Coincidentally, this theorem started from Robert Aumann’s 1976 (1976!) discovery that a sufficiently respected game theorist can get anything into a peer-reviewed journal. Considering the origins of the theorem and how long it has been around, you would think that we would have fixed this issue. Yet many of you probably remember the Grievance Studies affair of 2017-18, where three authors (James A. Lindsay, Peter Boghossian, and Helen Pluckrose) created bogus academic papers and submitted them to academic journals in the areas of cultural, queer, race, gender, fat, and sexuality studies. Their motive was to expose poor science in these categories of study. From Wikipedia: ‘By the time of the reveal, four of their 20 papers had been published, three had been accepted but not yet published, six had been rejected, and seven were still under review. One of the published papers had won special recognition.’

It seems that for the editors that accepted the articles, as long as the articles seemed to be taking a social constructionist point of view, it did not matter what was written because all interpretations coming from this angle can be valid. The disciplines targeted in the Grievance Studies affair are particularly vulnerable to this, as they are very theory-heavy subjects and are structured around social constructivism. However, historians and history as a field of study are not immune to this either.

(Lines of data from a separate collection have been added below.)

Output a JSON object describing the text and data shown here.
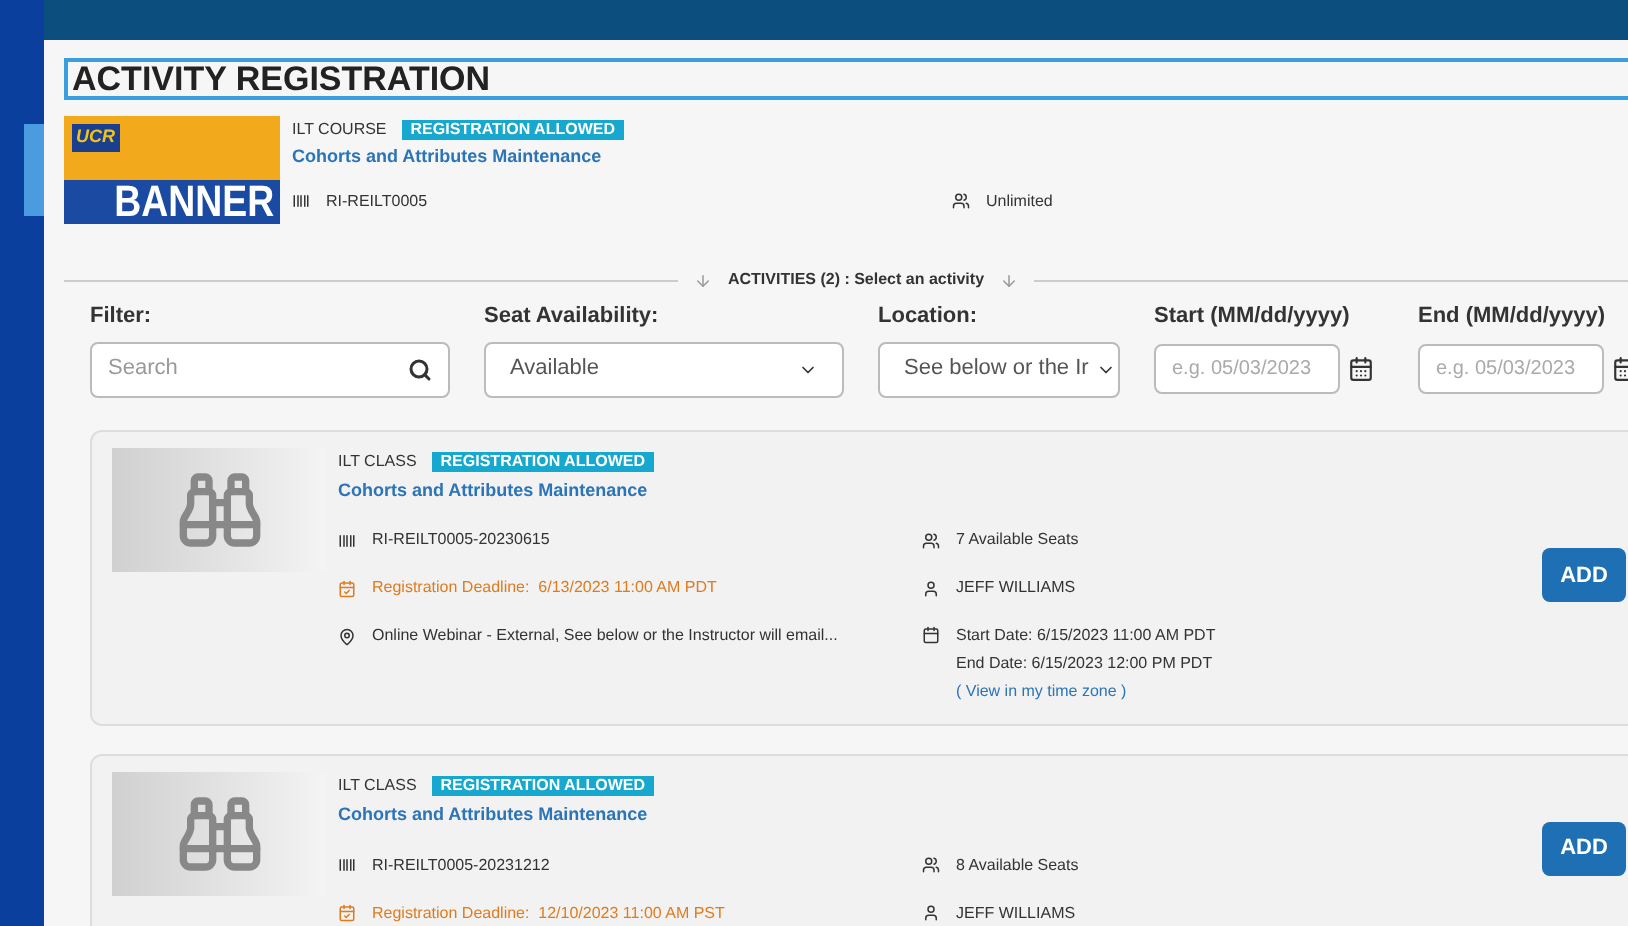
{
  "page_title": "ACTIVITY REGISTRATION",
  "logo": {
    "top": "UCR",
    "bottom": "BANNER"
  },
  "course": {
    "type": "ILT COURSE",
    "badge": "REGISTRATION ALLOWED",
    "title": "Cohorts and Attributes Maintenance",
    "code": "RI-REILT0005",
    "seats": "Unlimited"
  },
  "activities_header": "ACTIVITIES (2) : Select an activity",
  "filters": [
    {
      "kind": "search",
      "label": "Filter:",
      "placeholder": "Search"
    },
    {
      "kind": "select",
      "label": "Seat Availability:",
      "value": "Available"
    },
    {
      "kind": "select",
      "label": "Location:",
      "value": "See below or the Ir"
    },
    {
      "kind": "date",
      "label": "Start (MM/dd/yyyy)",
      "placeholder": "e.g. 05/03/2023"
    },
    {
      "kind": "date",
      "label": "End (MM/dd/yyyy)",
      "placeholder": "e.g. 05/03/2023"
    }
  ],
  "activities": [
    {
      "type": "ILT CLASS",
      "badge": "REGISTRATION ALLOWED",
      "title": "Cohorts and Attributes Maintenance",
      "code": "RI-REILT0005-20230615",
      "seats": "7 Available Seats",
      "deadline": "Registration Deadline:  6/13/2023 11:00 AM PDT",
      "instructor": "JEFF WILLIAMS",
      "location": "Online Webinar - External, See below or the Instructor will email...",
      "start": "Start Date: 6/15/2023 11:00 AM PDT",
      "end": "End Date: 6/15/2023 12:00 PM PDT",
      "timezone_link": "( View in my time zone )",
      "button": "ADD"
    },
    {
      "type": "ILT CLASS",
      "badge": "REGISTRATION ALLOWED",
      "title": "Cohorts and Attributes Maintenance",
      "code": "RI-REILT0005-20231212",
      "seats": "8 Available Seats",
      "deadline": "Registration Deadline:  12/10/2023 11:00 AM PST",
      "instructor": "JEFF WILLIAMS",
      "button": "ADD"
    }
  ]
}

From my own observations, I would say that historians walk too much on eggshells when it comes to other people’s interpretations, especially if they personally know them. Nobody wants to tell another person that their work was for naught and their ideas silly – unless of course their conclusions imply this about one’s own research. The social constructivist and post-modern views of deconstructing ideas and interpreting anew from a fresh perspective have created an environment where any explanation goes if the person can explain themselves sufficiently enough given the restraints of their theoretical framework. The problem with this is that the theoretical frameworks themselves are usually based on nothing at all but constructivist ideas. This situation of course presupposes that the methodology and handling of the sources is sound by the historian in question, since otherwise historians as a community luckily do not seem to have trouble in sinking their teeth into any of the gaps in a given study. But when source work has been diligent enough and there exists a theoretical framework that is aligned with the interpretations, we become muted and start nodding our heads at theories we don’t quite agree with, and interpretations which we do not quite understand.

This topic ties into why I begun this blog by writing about what I think truth should mean to historians, and how we should at least be able to acknowledge that there are truths (That which is true or in accordance with fact or reality) and not just truths (A fact or belief that is accepted as true). Even though historians can only ever aspire to the latter kind of truth, I believe that our discipline is still about truth-seeking, the making of maps that are our best estimates of the territory, and as such it becomes frustrating when differences in interpretation of the same sources are so readily accepted without attempts through discussion to find a synthesis. The trend is social constructivism, and if you can paint a picture according to the rules of this ‘style’, then the actual contents of the picture seem to become somewhat proofed from criticism.

I do not think all interpretations are equal, and when I come across a disagreement before historians, I automatically think one of them is either wrong or ignorant of some relevant source material. At least what comes to myself, I would take someone challenging all my presumptions and interpretations about a given topic rather than nodding vacantly despite not quite understanding where I am coming from. I would hope that other historians could find this bit of fight in themselves as well, and leave tolerance to some other playing field.